Although he has finally accepted he'll never get that gold, Warren is hoping for even more lucrative rewards as a professional fighter.
"I just want to get started," Warren said while relaxing in the empty arena where he'll fight Puerto Rico's Luis Rivera in his pro debut. "It's been a long time coming, and I've got goals I want to reach. It's grind time now."
Warren is among five fighters from the least successful U.S. men's boxing team in Olympic history who will make their debuts together at the Fantasy Springs Resort Casino outside Palm Springs, Calif., on a card headlined by Gary Russell Jr., a 2008 Olympic team member and promising pro.
Warren, Terrell Gausha, Marcus Browne, Errol Spence Jr. and Dominic Breazeale all intend to prove they've got futures beyond those dismal Olympics, where they became the first American team to win no medals.

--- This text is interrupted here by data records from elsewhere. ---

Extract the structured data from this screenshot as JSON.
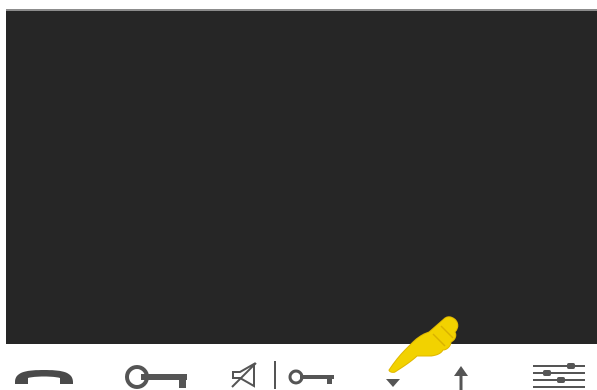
{
  "screen": {
    "state": "video-off",
    "background": "#262626"
  },
  "toolbar": {
    "icon_color": "#555555",
    "buttons": [
      {
        "id": "hang-up",
        "icon": "handset-icon"
      },
      {
        "id": "door-open",
        "icon": "key-icon"
      },
      {
        "id": "mute-door-open",
        "icon": "speaker-muted-key-icon"
      },
      {
        "id": "scroll-down",
        "icon": "arrow-down-icon"
      },
      {
        "id": "scroll-up",
        "icon": "arrow-up-icon"
      },
      {
        "id": "menu",
        "icon": "sliders-menu-icon"
      }
    ]
  },
  "pointer": {
    "icon": "pointing-hand-icon",
    "color": "#f2d200",
    "target": "scroll-down"
  }
}
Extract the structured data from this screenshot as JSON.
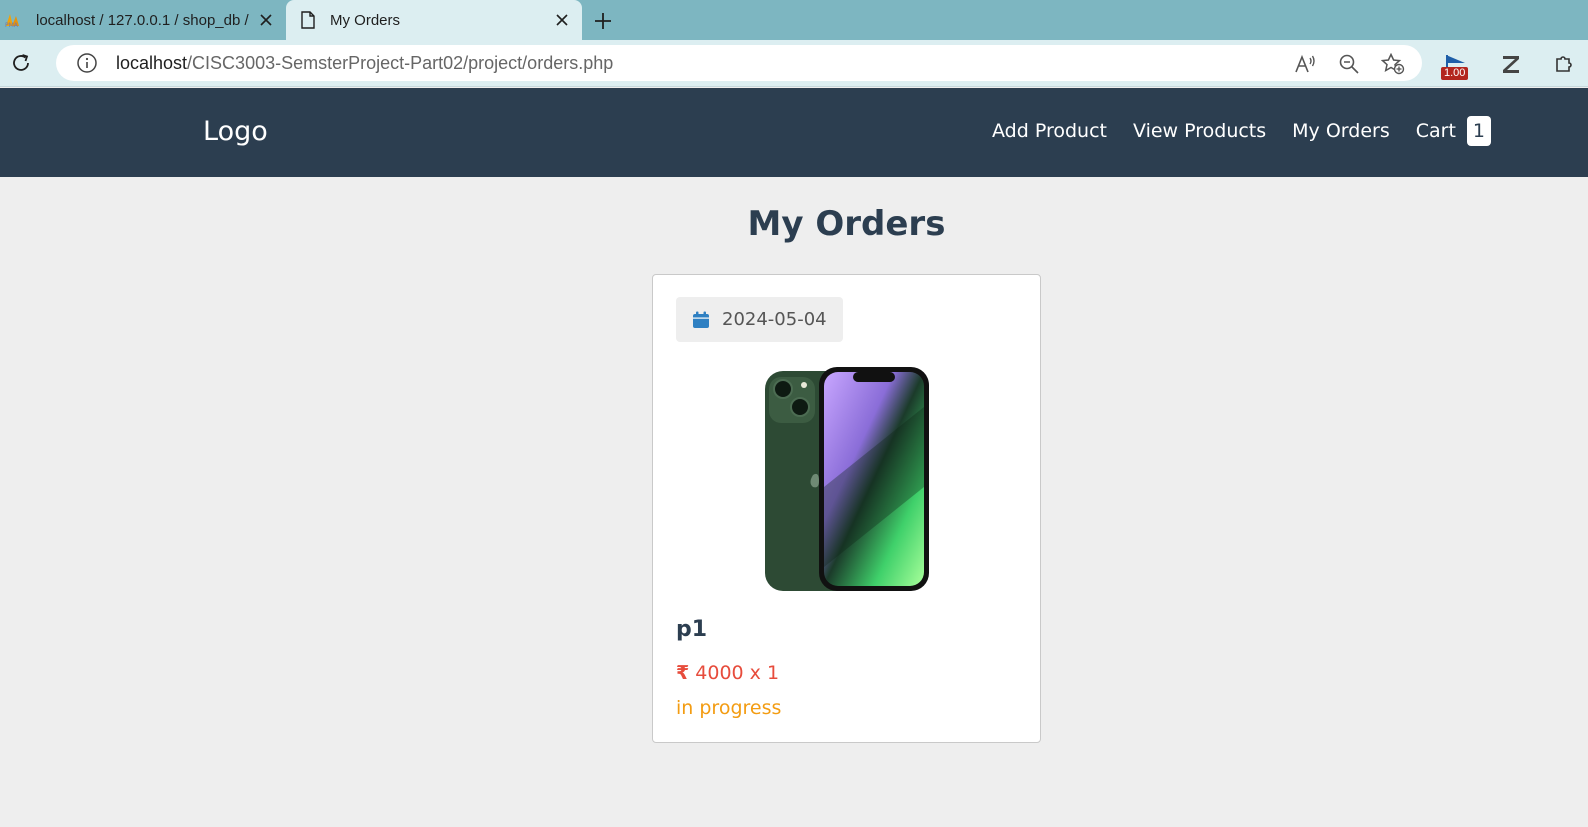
{
  "browser": {
    "tabs": [
      {
        "title": "localhost / 127.0.0.1 / shop_db /",
        "favicon": "phpmyadmin-icon"
      },
      {
        "title": "My Orders",
        "favicon": "page-icon"
      }
    ],
    "url_host": "localhost",
    "url_path": "/CISC3003-SemsterProject-Part02/project/orders.php",
    "extension_badge": "1.00"
  },
  "header": {
    "logo": "Logo",
    "nav": {
      "add_product": "Add Product",
      "view_products": "View Products",
      "my_orders": "My Orders",
      "cart": "Cart",
      "cart_count": "1"
    }
  },
  "main": {
    "title": "My Orders",
    "orders": [
      {
        "date": "2024-05-04",
        "product_name": "p1",
        "currency": "₹",
        "price_qty": " 4000 x 1",
        "status": "in progress"
      }
    ]
  },
  "colors": {
    "header_bg": "#2c3e50",
    "page_bg": "#eeeeee",
    "price": "#e74c3c",
    "status": "#f39c12",
    "calendar_icon": "#2f80c2"
  }
}
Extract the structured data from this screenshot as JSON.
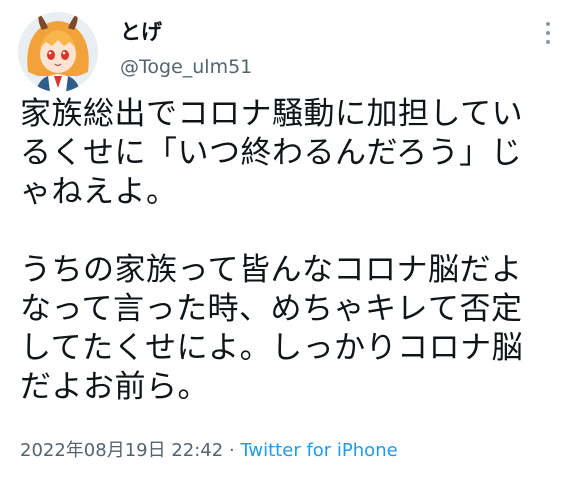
{
  "user": {
    "display_name": "とげ",
    "handle": "@Toge_ulm51",
    "avatar_icon": "avatar-anime-girl-icon"
  },
  "tweet": {
    "lines": [
      "家族総出でコロナ騒動に加担してい",
      "るくせに「いつ終わるんだろう」じ",
      "ゃねえよ。",
      "",
      "うちの家族って皆んなコロナ脳だよ",
      "なって言った時、めちゃキレて否定",
      "してたくせによ。しっかりコロナ脳",
      "だよお前ら。"
    ]
  },
  "meta": {
    "timestamp": "2022年08月19日 22:42",
    "separator": " · ",
    "source": "Twitter for iPhone"
  },
  "menu": {
    "icon": "more-vertical-icon"
  },
  "colors": {
    "text_primary": "#0f1419",
    "text_secondary": "#536471",
    "link": "#1d9bf0"
  }
}
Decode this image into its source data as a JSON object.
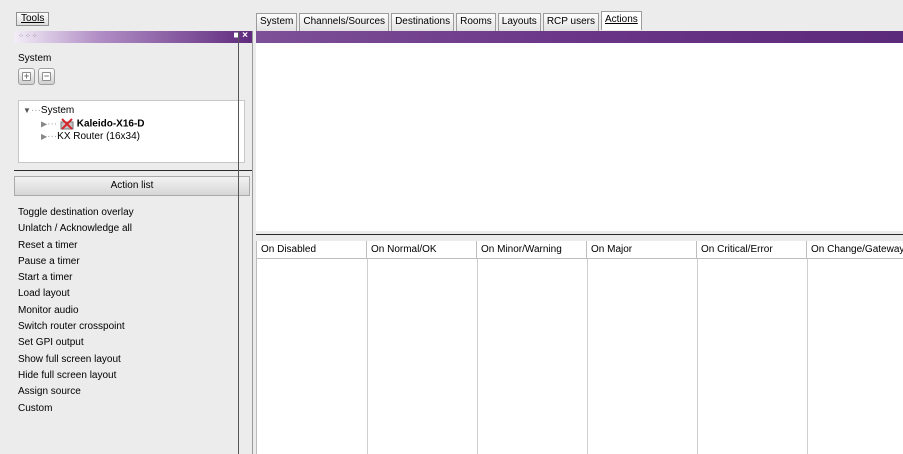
{
  "toolbar": {
    "tools_label": "Tools"
  },
  "tabs": [
    {
      "label": "System"
    },
    {
      "label": "Channels/Sources"
    },
    {
      "label": "Destinations"
    },
    {
      "label": "Rooms"
    },
    {
      "label": "Layouts"
    },
    {
      "label": "RCP users"
    },
    {
      "label": "Actions"
    }
  ],
  "active_tab": "Actions",
  "left_panel": {
    "window_controls": "■ ×",
    "section_label": "System",
    "buttons": {
      "add_symbol": "+",
      "remove_symbol": "−"
    },
    "tree": {
      "root": "System",
      "children": [
        "Kaleido-X16-D",
        "KX Router (16x34)"
      ]
    },
    "action_list_header": "Action list",
    "actions": [
      "Toggle destination overlay",
      "Unlatch / Acknowledge all",
      "Reset a timer",
      "Pause a timer",
      "Start a timer",
      "Load layout",
      "Monitor audio",
      "Switch router crosspoint",
      "Set GPI output",
      "Show full screen layout",
      "Hide full screen layout",
      "Assign source",
      "Custom"
    ]
  },
  "status_grid": {
    "columns": [
      "On Disabled",
      "On Normal/OK",
      "On Minor/Warning",
      "On Major",
      "On Critical/Error",
      "On Change/Gateway"
    ]
  },
  "colors": {
    "title_bar_purple": "#5f2a7d",
    "error_icon_red": "#d6262c"
  }
}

"It was definitely a disappointment for everybody, but we can't go back and change anything," said Gausha, who dramatically stopped his first London opponent. "I really don't have any complaints about amateur boxing. I had a lot of success, and I got to see the world. I feel like I left everything in the ring for USA Boxing, and now I'm ready for what comes next."

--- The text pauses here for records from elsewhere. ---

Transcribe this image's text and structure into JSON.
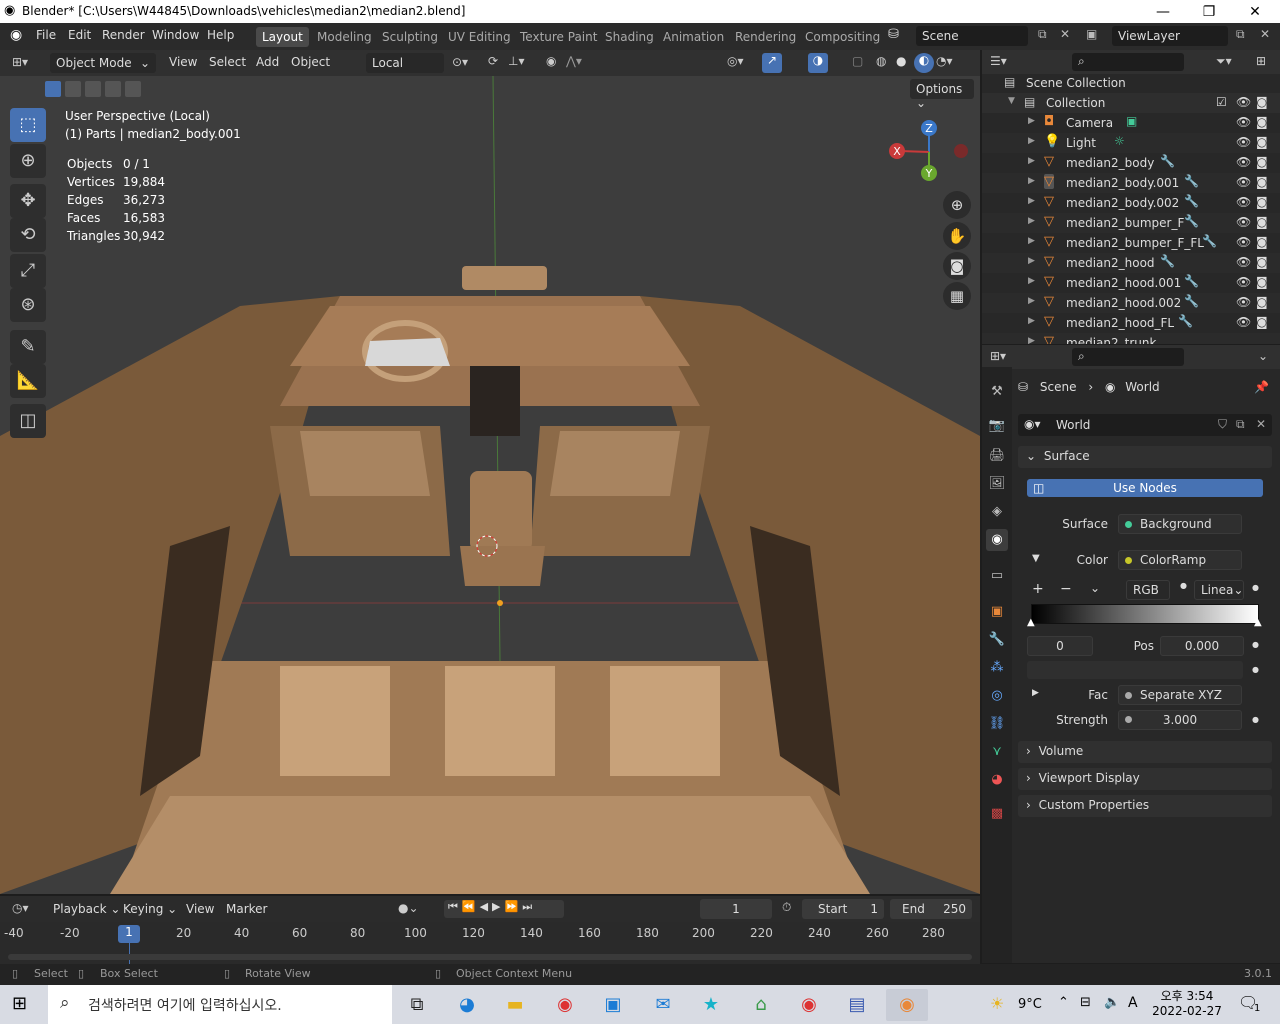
{
  "window": {
    "title": "Blender* [C:\\Users\\W44845\\Downloads\\vehicles\\median2\\median2.blend]"
  },
  "menu": [
    "File",
    "Edit",
    "Render",
    "Window",
    "Help"
  ],
  "workspaces": [
    "Layout",
    "Modeling",
    "Sculpting",
    "UV Editing",
    "Texture Paint",
    "Shading",
    "Animation",
    "Rendering",
    "Compositing"
  ],
  "scene": "Scene",
  "view_layer": "ViewLayer",
  "viewport_header": {
    "mode": "Object Mode",
    "menus": [
      "View",
      "Select",
      "Add",
      "Object"
    ],
    "orientation": "Local",
    "options": "Options"
  },
  "viewport_info": {
    "line1": "User Perspective (Local)",
    "line2": "(1) Parts | median2_body.001"
  },
  "stats": [
    {
      "label": "Objects",
      "value": "0 / 1"
    },
    {
      "label": "Vertices",
      "value": "19,884"
    },
    {
      "label": "Edges",
      "value": "36,273"
    },
    {
      "label": "Faces",
      "value": "16,583"
    },
    {
      "label": "Triangles",
      "value": "30,942"
    }
  ],
  "gizmo": {
    "x": "X",
    "y": "Y",
    "z": "Z"
  },
  "outliner": {
    "root": "Scene Collection",
    "collection": "Collection",
    "items": [
      "Camera",
      "Light",
      "median2_body",
      "median2_body.001",
      "median2_body.002",
      "median2_bumper_F",
      "median2_bumper_F_FL",
      "median2_hood",
      "median2_hood.001",
      "median2_hood.002",
      "median2_hood_FL",
      "median2_trunk"
    ]
  },
  "properties": {
    "breadcrumb": [
      "Scene",
      "World"
    ],
    "world_name": "World",
    "surface_panel": "Surface",
    "use_nodes": "Use Nodes",
    "surface_label": "Surface",
    "surface_value": "Background",
    "color_label": "Color",
    "color_value": "ColorRamp",
    "ramp_mode": "RGB",
    "ramp_interp": "Linea",
    "ramp_index": "0",
    "pos_label": "Pos",
    "pos_value": "0.000",
    "fac_label": "Fac",
    "fac_value": "Separate XYZ",
    "strength_label": "Strength",
    "strength_value": "3.000",
    "collapsed_panels": [
      "Volume",
      "Viewport Display",
      "Custom Properties"
    ]
  },
  "timeline": {
    "menus": [
      "Playback",
      "Keying",
      "View",
      "Marker"
    ],
    "current_frame": "1",
    "start_label": "Start",
    "start": "1",
    "end_label": "End",
    "end": "250",
    "ticks": [
      "-40",
      "-20",
      "1",
      "20",
      "40",
      "60",
      "80",
      "100",
      "120",
      "140",
      "160",
      "180",
      "200",
      "220",
      "240",
      "260",
      "280"
    ]
  },
  "statusbar": {
    "select": "Select",
    "box_select": "Box Select",
    "rotate": "Rotate View",
    "context": "Object Context Menu",
    "version": "3.0.1"
  },
  "taskbar": {
    "search_placeholder": "검색하려면 여기에 입력하십시오.",
    "weather": "9°C",
    "time": "오후 3:54",
    "date": "2022-02-27",
    "ime": "A",
    "notif_count": "1"
  }
}
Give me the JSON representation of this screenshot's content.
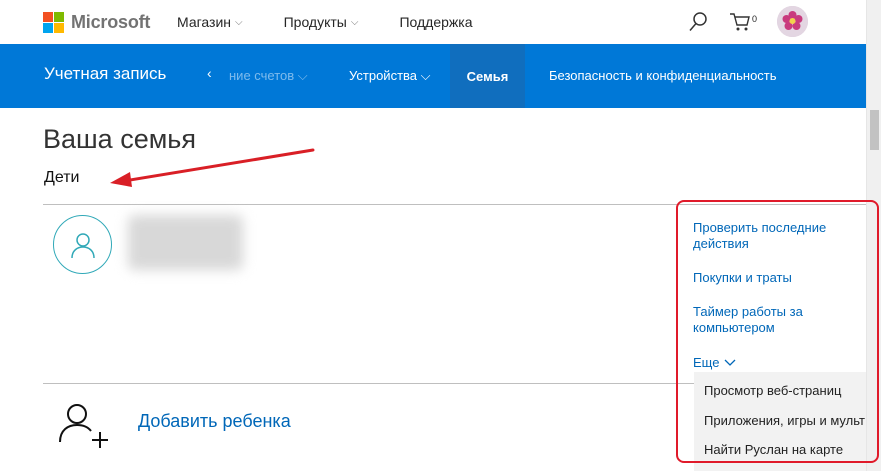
{
  "header": {
    "brand": "Microsoft",
    "nav": [
      {
        "label": "Магазин"
      },
      {
        "label": "Продукты"
      },
      {
        "label": "Поддержка"
      }
    ],
    "cart_count": "0"
  },
  "subnav": {
    "title": "Учетная запись",
    "left_arrow": "‹",
    "faded_item": "ние счетов",
    "devices": "Устройства",
    "family": "Семья",
    "security": "Безопасность и конфиденциальность"
  },
  "main": {
    "page_title": "Ваша семья",
    "section_label": "Дети",
    "add_child": "Добавить ребенка"
  },
  "actions": {
    "recent_activity": "Проверить последние действия",
    "purchases": "Покупки и траты",
    "screen_time": "Таймер работы за компьютером",
    "more": "Еще",
    "dropdown": [
      "Просмотр веб-страниц",
      "Приложения, игры и мульт",
      "Найти Руслан на карте"
    ]
  },
  "colors": {
    "accent": "#0078d7",
    "selected_tab": "#106ebe",
    "link": "#0067b8",
    "annotation": "#e01a2a"
  }
}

Despite the collective London flop, the cachet of these five fighters' Olympic pedigree still attracted famed manager Al Haymon. The mastermind behind Floyd Mayweather Jr.'s rise signed the quintet and put them on Showtime for their debuts, beginning the process of bolstering their pro records.
"I was definitely flattered when I heard from (Haymon), but I didn't want to jump into anything," said Browne, who plans to fight as a light heavyweight after debuting at 180 pounds Friday. "I got excited when I heard we were all going to have our debuts on the same night. It's great to keep that teamwork and togetherness for a little longer."
Browne is dedicating his first fight to his fellow natives of Staten Island, where he said he rode out Superstorm Sandy last week by retreating from his own house to relatives' homes "in the projects, because they're bigger."
"I'm just hoping I can give people a little good news if I win," Browne said. "It's been rough, but I've had to focus on taking care of my business. There's always going to be distractions as a fighter. You've got to be a professional, because that's what it's about now."
The Olympics were a disappointment for every American man, but all five fighters on the desert show are grateful for the opportunities they created. Gausha got to meet President Barack Obama, while Spence still can't get over the fact people regularly recognize him on the streets in his native Dallas.
Breazeale took up boxing just 4 1/2 years ago, but the former Northern Colorado quarterback with a wife and two kids rose quickly in the amateur sport. The Southern California native figures the only way to erase the sting of his loss in his Olympic debut is to fight early and often as a pro: He wants to be 10-0 by next summer, fighting every month.
"It still lingers with me a bit, because I wanted to do so much," said Breazeale, who wears Team USA gear while he works out in the empty events center. "I really wanted to get past that first day, get all the jitterbugs out, and go from there. It's probably going to hurt forever, but now I want that feeling reversed."
They're all heavily favored in their pro debuts, but they all realize their performances over the next two years will determine how far they can rise as prizefighters—and how quickly they'll get the chance to fulfill their professional dreams.
Warren has been training with fellow Cincinnati native Adrien Broner for years, and he's hoping to follow in the footsteps of his friend—as well as Andre Ward, Russell and the other pros who were his teammates over the last decade.
"I feel like I'm not in a hurry," Warren said. "I've got time to accomplish my goals. I just want to get out to a good start. I've been getting ready for this for a long time."